IMPORTANCIA AGRONÓMICA DEL NITRÓGENO EN EL CULTIVO DE SOJA

El nitrógeno es uno de los elementos más importantes para las plantas y su disponibilidad condiciona en gran medida la productividad de los cultivos de soja, ya que es indispensable para el crecimiento de todo organismo vivo.

Que brinda el Nitrógeno a los cultivos

Es componente de moléculas esenciales para la vida de las plantas, condicionando la calidad de las estructuras y los procesos en los que estas intervienen. Está presente en los ácidos nucleicos (ADN y ARN), las vitaminas y en las moléculas de almacenaje de energía. Forma parte de los aminoácidos, base de las proteínas, las que son parte constitutiva de todas las células vivas.

El nitrógeno forma parte de la clorofila e interviene en su síntesis, por lo que está involucrado en la fotosíntesis (captación y eficiencia de uso de la radiación). Sin nitrógeno y clorofila, el cultivo no utilizará la luz del sol como fuente de energía para llevar a cabo todas las funciones esenciales para la planta como la absorción de nutrientes.

El síntoma visual característico de carencia de nitrógeno es el “amarillamiento” de las plantas y la reducción del crecimiento. Mejoras en la disponibilidad no sólo permiten el logro de altos rendimientos sino también de mayores concentraciones de proteínas en los forrajes y granos producidos.

Características acerca del cultivo de Soja.

En Argentina el cultivo de soja (Glycine max) ocupa actualmente 20 millones de hectáreas. La distribución de su producción abarca las regiones Pampeana, Chaqueña, Noroeste y Mesopotamia. La variación climática y los tipos de suelos entre estas regiones determinan la diversidad de rendimientos.

La soja es un cultivo de altos requerimientos nutricionales. Las decisiones relacionadas al manejo de las limitaciones de nutrientes tienen un alto impacto en los sistemas de producción. En general, el Nitrógeno (N) es uno de los micronutrientes más limitantes para la producción de granos de la Región Pampeana.

En soja, la fijación biológica de nitrógeno (a través de la inoculación de las semillas con bacterias de Bradyrhizobium) puede aportar una gran proporción del N total (ej. casos de más del 50%). Si bien la inoculación es una práctica eficiente, no siempre la calidad del proceso es óptima pudiendo llevar en casos a limitaciones de N.

La deficiencia de nitrógeno produce una disminución en el crecimiento del cultivo y un amarillamiento primero de las hojas y luego de la planta. Los primeros síntomas de deficiencia aparecen en las hojas más viejas porque el nitrógeno es un nutriente móvil en la planta. Ante una escasez, el nitrógeno es transportado desde las hojas más viejas hacia las más nuevas para poder sostener su crecimiento.

Fuentes de Nitrógeno en el cultivo de Soja

  • La fijación simbiótica del nitrógeno atmosférico (FBN)
  • La absorción del nitrógeno del suelo (nitratos y amonio). Son necesarios 80 kg/ha de N para producir 1 Tn de grano de soja.

La fijación simbiótica de N2 atmosférico tiene un alto costo energético para la planta, mucho mayor que el de tomar el N del suelo. La planta debe destinar entre 6 y 12 g de compuestos carbonados por cada gramo de N fijado. La asimilación de N a partir de nitratos del suelo es entre 6 a 8 veces energéticamente más eficiente para el cultivo.

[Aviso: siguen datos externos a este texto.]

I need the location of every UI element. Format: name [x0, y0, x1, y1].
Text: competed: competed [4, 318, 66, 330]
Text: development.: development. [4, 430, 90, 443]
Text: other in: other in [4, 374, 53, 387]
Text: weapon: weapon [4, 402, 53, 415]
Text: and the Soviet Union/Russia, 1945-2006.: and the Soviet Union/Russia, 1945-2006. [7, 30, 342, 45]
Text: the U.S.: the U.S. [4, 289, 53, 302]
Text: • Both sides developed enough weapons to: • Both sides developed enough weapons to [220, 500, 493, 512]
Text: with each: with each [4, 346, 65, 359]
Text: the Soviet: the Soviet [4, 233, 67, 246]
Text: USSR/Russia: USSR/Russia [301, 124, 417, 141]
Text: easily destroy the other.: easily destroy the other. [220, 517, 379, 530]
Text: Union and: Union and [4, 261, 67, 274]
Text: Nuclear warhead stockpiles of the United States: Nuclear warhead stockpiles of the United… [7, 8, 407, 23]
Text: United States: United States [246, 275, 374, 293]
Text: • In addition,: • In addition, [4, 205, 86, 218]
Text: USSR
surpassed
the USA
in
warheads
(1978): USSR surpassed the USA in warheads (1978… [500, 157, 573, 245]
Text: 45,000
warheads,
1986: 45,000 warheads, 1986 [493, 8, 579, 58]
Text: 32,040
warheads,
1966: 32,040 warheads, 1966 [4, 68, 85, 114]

La simbiosis leguminosa-rizobio es la adaptación a un medio deficitario en nitrógeno. En suelos ricos en N, las leguminosas prefieren utilizar el N inorgánico del suelo, independientemente de la presencia de las bacterias. Por el contrario, si la bacteria está presente y los niveles de N del suelo son bajos y/o los requerimientos de la planta son elevados, la planta estimula el ingreso de los rizobios a la raíz, que fijarán N2 atmosférico.

Como la planta debe producir los compuestos carbonados, existe una relación directa entre fotosíntesis y FBN. Por lo tanto, la FBN se relaciona estrechamente a la producción de biomasa aérea y rendimiento: cuanto mayor sea la biomasa aérea, mayor será la fotosíntesis, y habrá mayor fijación.